Ela engoliu o resto da rosquinha e chupou os dedos sujos de cobertura.
— Vou tomar um banho, já volto — disse se retirando, deixando Esdras e eu sozinhos.
Fui até a cozinha e enchi um copo de água. Ela era conectada à sala, então não tinha problemas em me comunicar com Esdras.
— Quer alguma coisa? — perguntei alto.
De onde eu estava, dei uma espiada em Esdras enquanto esperava por sua resposta.
— Não, obrigada.
Ainda era estranho ouvi-lo me agradecer por algo, no reformatório eu estava acostumada a ouvir apenas xingamentos.
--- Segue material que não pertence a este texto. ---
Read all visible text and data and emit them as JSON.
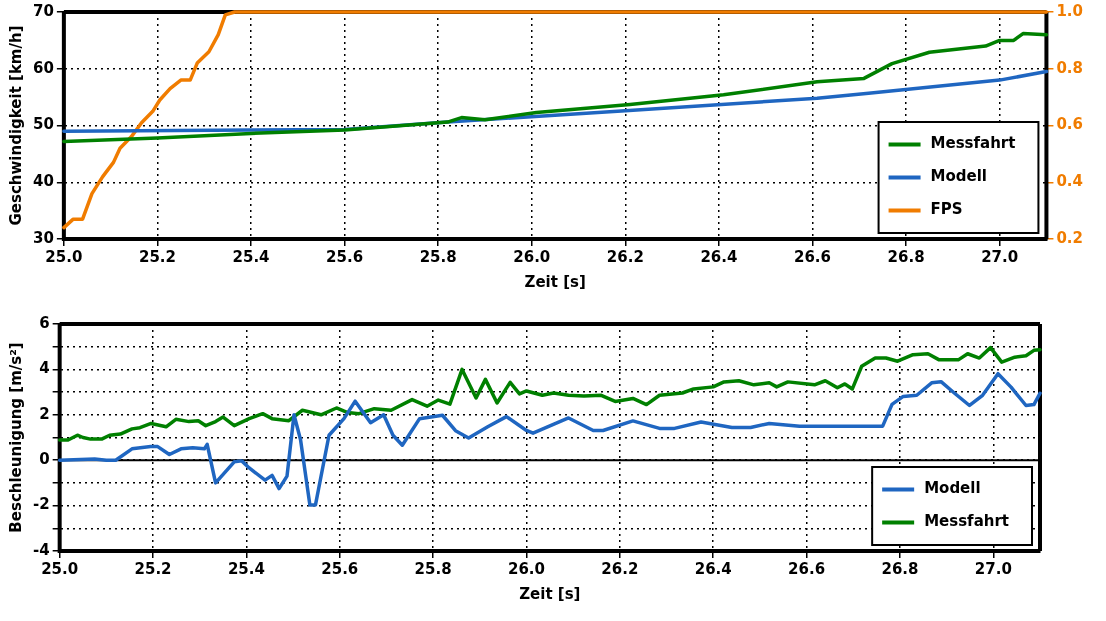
{
  "chart_data": [
    {
      "type": "line",
      "xlabel": "Zeit [s]",
      "ylabel": "Geschwindigkeit [km/h]",
      "xlim": [
        25.0,
        27.1
      ],
      "xticks": [
        {
          "value": 25.0,
          "label": "25.0"
        },
        25.2,
        25.4,
        25.6,
        25.8,
        {
          "value": 26.0,
          "label": "26.0"
        },
        26.2,
        26.4,
        26.6,
        26.8,
        {
          "value": 27.0,
          "label": "27.0"
        }
      ],
      "ylim": [
        30,
        70
      ],
      "yticks": [
        30,
        40,
        50,
        60,
        70
      ],
      "y2lim": [
        0.2,
        1.0
      ],
      "y2ticks": [
        0.2,
        0.4,
        0.6,
        0.8,
        {
          "value": 1.0,
          "label": "1.0"
        }
      ],
      "grid": true,
      "legend": "bottom right",
      "line_style": "solid",
      "marker": "none",
      "series": [
        {
          "name": "Messfahrt",
          "color": "#008000",
          "x": [
            25.0,
            25.2,
            25.4,
            25.6,
            25.82,
            25.85,
            25.9,
            26.01,
            26.21,
            26.41,
            26.61,
            26.71,
            26.77,
            26.85,
            26.97,
            27.0,
            27.03,
            27.05,
            27.1
          ],
          "values": [
            47.2,
            47.8,
            48.6,
            49.2,
            50.6,
            51.4,
            51.0,
            52.3,
            53.7,
            55.4,
            57.7,
            58.3,
            60.9,
            62.9,
            64.0,
            65.0,
            65.0,
            66.2,
            66.0
          ]
        },
        {
          "name": "Modell",
          "color": "#1f66c1",
          "x": [
            25.0,
            25.4,
            25.6,
            25.82,
            26.2,
            26.61,
            26.72,
            27.0,
            27.1
          ],
          "values": [
            49.0,
            49.2,
            49.3,
            50.6,
            52.6,
            54.8,
            55.7,
            58.0,
            59.5
          ]
        },
        {
          "name": "FPS",
          "color": "#f07c00",
          "axis": "y2",
          "x": [
            25.0,
            25.02,
            25.04,
            25.06,
            25.083,
            25.106,
            25.12,
            25.144,
            25.166,
            25.19,
            25.205,
            25.227,
            25.25,
            25.27,
            25.285,
            25.31,
            25.33,
            25.345,
            25.365,
            27.1
          ],
          "values": [
            0.24,
            0.27,
            0.27,
            0.36,
            0.42,
            0.47,
            0.52,
            0.56,
            0.61,
            0.65,
            0.69,
            0.73,
            0.76,
            0.76,
            0.82,
            0.86,
            0.92,
            0.99,
            1.0,
            1.0
          ]
        }
      ]
    },
    {
      "type": "line",
      "xlabel": "Zeit [s]",
      "ylabel": "Beschleunigung [m/s²]",
      "xlim": [
        25.0,
        27.1
      ],
      "xticks": [
        {
          "value": 25.0,
          "label": "25.0"
        },
        25.2,
        25.4,
        25.6,
        25.8,
        {
          "value": 26.0,
          "label": "26.0"
        },
        26.2,
        26.4,
        26.6,
        26.8,
        {
          "value": 27.0,
          "label": "27.0"
        }
      ],
      "ylim": [
        -4,
        6
      ],
      "yticks": [
        -4,
        {
          "value": -3,
          "label": null
        },
        -2,
        {
          "value": -1,
          "label": null
        },
        0,
        {
          "value": 1,
          "label": null
        },
        2,
        {
          "value": 3,
          "label": null
        },
        4,
        {
          "value": 5,
          "label": null
        },
        6
      ],
      "grid": true,
      "legend": "bottom right",
      "line_style": "solid",
      "marker": "none",
      "ref_lines": [
        {
          "axis": "y",
          "value": 0,
          "color": "#000000"
        }
      ],
      "series": [
        {
          "name": "Modell",
          "color": "#1f66c1",
          "x": [
            25.0,
            25.075,
            25.1,
            25.12,
            25.155,
            25.195,
            25.21,
            25.235,
            25.26,
            25.285,
            25.31,
            25.316,
            25.334,
            25.374,
            25.39,
            25.406,
            25.44,
            25.455,
            25.47,
            25.487,
            25.502,
            25.516,
            25.536,
            25.548,
            25.577,
            25.609,
            25.633,
            25.666,
            25.694,
            25.714,
            25.734,
            25.771,
            25.82,
            25.848,
            25.876,
            25.917,
            25.957,
            26.0,
            26.014,
            26.09,
            26.143,
            26.164,
            26.228,
            26.285,
            26.317,
            26.374,
            26.44,
            26.48,
            26.52,
            26.585,
            26.64,
            26.763,
            26.783,
            26.807,
            26.836,
            26.868,
            26.888,
            26.917,
            26.949,
            26.977,
            27.01,
            27.038,
            27.07,
            27.087,
            27.1
          ],
          "values": [
            0.0,
            0.05,
            0.0,
            0.0,
            0.5,
            0.6,
            0.6,
            0.25,
            0.5,
            0.55,
            0.5,
            0.7,
            -1.0,
            -0.07,
            -0.03,
            -0.34,
            -0.88,
            -0.67,
            -1.25,
            -0.7,
            2.0,
            0.9,
            -1.97,
            -1.97,
            1.1,
            1.83,
            2.6,
            1.65,
            2.0,
            1.1,
            0.66,
            1.83,
            1.98,
            1.3,
            0.98,
            1.47,
            1.92,
            1.31,
            1.19,
            1.86,
            1.31,
            1.31,
            1.73,
            1.4,
            1.4,
            1.68,
            1.44,
            1.44,
            1.62,
            1.5,
            1.5,
            1.5,
            2.46,
            2.81,
            2.86,
            3.41,
            3.46,
            2.95,
            2.41,
            2.86,
            3.81,
            3.22,
            2.41,
            2.45,
            2.95
          ]
        },
        {
          "name": "Messfahrt",
          "color": "#008000",
          "x": [
            25.0,
            25.018,
            25.038,
            25.05,
            25.066,
            25.09,
            25.107,
            25.13,
            25.155,
            25.172,
            25.196,
            25.228,
            25.249,
            25.277,
            25.297,
            25.313,
            25.334,
            25.35,
            25.374,
            25.406,
            25.435,
            25.455,
            25.491,
            25.52,
            25.56,
            25.593,
            25.617,
            25.641,
            25.674,
            25.71,
            25.755,
            25.787,
            25.811,
            25.836,
            25.862,
            25.892,
            25.912,
            25.937,
            25.965,
            25.985,
            26.0,
            26.034,
            26.058,
            26.09,
            26.123,
            26.16,
            26.19,
            26.228,
            26.257,
            26.285,
            26.334,
            26.358,
            26.4,
            26.423,
            26.455,
            26.487,
            26.52,
            26.536,
            26.56,
            26.617,
            26.64,
            26.666,
            26.682,
            26.698,
            26.718,
            26.747,
            26.77,
            26.795,
            26.828,
            26.86,
            26.884,
            26.925,
            26.945,
            26.97,
            26.994,
            27.018,
            27.046,
            27.07,
            27.087,
            27.1
          ],
          "values": [
            0.89,
            0.89,
            1.1,
            1.0,
            0.93,
            0.93,
            1.1,
            1.15,
            1.38,
            1.43,
            1.62,
            1.47,
            1.8,
            1.7,
            1.74,
            1.52,
            1.7,
            1.9,
            1.52,
            1.83,
            2.05,
            1.83,
            1.74,
            2.2,
            2.0,
            2.3,
            2.1,
            2.05,
            2.27,
            2.2,
            2.67,
            2.38,
            2.65,
            2.47,
            4.0,
            2.74,
            3.56,
            2.52,
            3.43,
            2.92,
            3.05,
            2.86,
            2.96,
            2.86,
            2.83,
            2.86,
            2.59,
            2.72,
            2.45,
            2.86,
            2.96,
            3.14,
            3.23,
            3.45,
            3.5,
            3.32,
            3.41,
            3.23,
            3.45,
            3.32,
            3.5,
            3.19,
            3.36,
            3.14,
            4.14,
            4.5,
            4.5,
            4.36,
            4.65,
            4.69,
            4.42,
            4.42,
            4.69,
            4.5,
            4.96,
            4.32,
            4.54,
            4.6,
            4.84,
            4.87
          ]
        }
      ]
    }
  ]
}
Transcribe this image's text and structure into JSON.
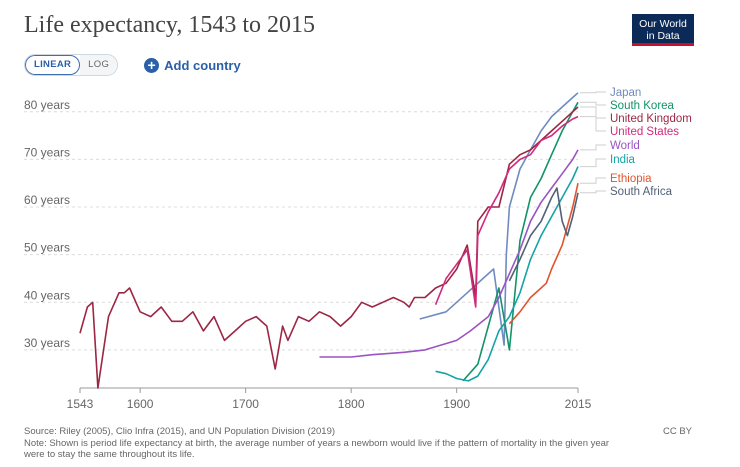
{
  "header": {
    "title": "Life expectancy, 1543 to 2015",
    "logo_line1": "Our World",
    "logo_line2": "in Data"
  },
  "toolbar": {
    "linear_label": "LINEAR",
    "log_label": "LOG",
    "add_country_label": "Add country"
  },
  "footer": {
    "source": "Source: Riley (2005), Clio Infra (2015), and UN Population Division (2019)",
    "note": "Note: Shown is period life expectancy at birth, the average number of years a newborn would live if the pattern of mortality in the given year",
    "note2": "were to stay the same throughout its life.",
    "license": "CC BY"
  },
  "chart_data": {
    "type": "line",
    "title": "Life expectancy, 1543 to 2015",
    "xlim": [
      1543,
      2015
    ],
    "ylim": [
      22,
      85
    ],
    "x_ticks": [
      1543,
      1600,
      1700,
      1800,
      1900,
      2015
    ],
    "x_tick_labels": [
      "1543",
      "1600",
      "1700",
      "1800",
      "1900",
      "2015"
    ],
    "y_ticks": [
      30,
      40,
      50,
      60,
      70,
      80
    ],
    "y_tick_labels": [
      "30 years",
      "40 years",
      "50 years",
      "60 years",
      "70 years",
      "80 years"
    ],
    "grid": "horizontal-dashed",
    "legend": "right-end-labels",
    "series": [
      {
        "name": "Japan",
        "color": "#6f8bbf",
        "x": [
          1865,
          1890,
          1910,
          1925,
          1935,
          1945,
          1947,
          1950,
          1960,
          1970,
          1980,
          1990,
          2000,
          2010,
          2015
        ],
        "y": [
          36.5,
          38,
          42,
          45,
          47,
          31,
          50,
          60,
          68,
          72,
          76,
          79,
          81,
          83,
          84
        ]
      },
      {
        "name": "South Korea",
        "color": "#12936a",
        "x": [
          1906,
          1920,
          1940,
          1950,
          1960,
          1970,
          1980,
          1990,
          2000,
          2010,
          2015
        ],
        "y": [
          23.5,
          27,
          43,
          30,
          53,
          62,
          66,
          71,
          76,
          80,
          82
        ]
      },
      {
        "name": "United Kingdom",
        "color": "#9c2643",
        "x": [
          1543,
          1550,
          1555,
          1560,
          1570,
          1580,
          1585,
          1590,
          1600,
          1610,
          1620,
          1630,
          1640,
          1650,
          1660,
          1670,
          1680,
          1690,
          1700,
          1710,
          1720,
          1728,
          1735,
          1740,
          1750,
          1760,
          1770,
          1780,
          1790,
          1800,
          1810,
          1820,
          1830,
          1840,
          1850,
          1855,
          1860,
          1870,
          1880,
          1890,
          1900,
          1910,
          1918,
          1920,
          1930,
          1940,
          1950,
          1960,
          1970,
          1980,
          1990,
          2000,
          2010,
          2015
        ],
        "y": [
          33.5,
          39,
          40,
          22,
          37,
          42,
          42,
          43,
          38,
          37,
          39,
          36,
          36,
          38,
          34,
          37,
          32,
          34,
          36,
          37,
          35,
          26,
          35,
          32,
          37,
          36,
          38,
          37,
          35,
          37,
          40,
          39,
          40,
          41,
          40,
          39,
          41,
          41,
          43,
          44,
          47,
          52,
          41,
          57,
          60,
          60,
          69,
          71,
          72,
          74,
          76,
          78,
          80,
          81
        ]
      },
      {
        "name": "United States",
        "color": "#d1297b",
        "x": [
          1880,
          1890,
          1900,
          1910,
          1918,
          1920,
          1930,
          1940,
          1950,
          1960,
          1970,
          1980,
          1990,
          2000,
          2010,
          2015
        ],
        "y": [
          39.5,
          45,
          48,
          51,
          39,
          54,
          59,
          63,
          68,
          70,
          71,
          74,
          75,
          77,
          78.5,
          79
        ]
      },
      {
        "name": "World",
        "color": "#9a54c2",
        "x": [
          1770,
          1800,
          1820,
          1850,
          1870,
          1900,
          1913,
          1930,
          1940,
          1950,
          1960,
          1970,
          1980,
          1990,
          2000,
          2010,
          2015
        ],
        "y": [
          28.5,
          28.5,
          29,
          29.5,
          30,
          32,
          34,
          37,
          41,
          46,
          51,
          57,
          61,
          64,
          67,
          70,
          72
        ]
      },
      {
        "name": "India",
        "color": "#17a2a6",
        "x": [
          1880,
          1890,
          1900,
          1911,
          1920,
          1930,
          1940,
          1950,
          1960,
          1970,
          1980,
          1990,
          2000,
          2010,
          2015
        ],
        "y": [
          25.5,
          25,
          24,
          23.5,
          24.5,
          28,
          34,
          37,
          42,
          49,
          54,
          58,
          62,
          66,
          68.5
        ]
      },
      {
        "name": "Ethiopia",
        "color": "#e0552d",
        "x": [
          1950,
          1960,
          1970,
          1980,
          1985,
          1990,
          2000,
          2010,
          2015
        ],
        "y": [
          35.5,
          38,
          41,
          43,
          44,
          47,
          52,
          60,
          65
        ]
      },
      {
        "name": "South Africa",
        "color": "#536077",
        "x": [
          1950,
          1960,
          1970,
          1980,
          1990,
          1995,
          2000,
          2005,
          2010,
          2015
        ],
        "y": [
          44.5,
          49,
          54,
          57,
          62,
          64,
          57,
          54,
          58,
          63
        ]
      }
    ]
  }
}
Voltei para a sala com meu copo e sentei ao seu lado. Do bolso de meu casaco, tirei um pacote vermelho e entreguei para Esdras. Ele olhou confuso, mas logo entendeu. Eram twizzlers.
— Como sabia que eu gostava? — questionou enquanto abria o pacote.
Se eu contasse a verdade, provavelmente deixaria um clima chato, e nós dois nos constrangeríamos à toa. Então, dei de ombros como se não fosse nada importante.
— Adivinhei.
Esdras continuou me olhando um pouco desconfiado, mas acabou se rendendo aos doces.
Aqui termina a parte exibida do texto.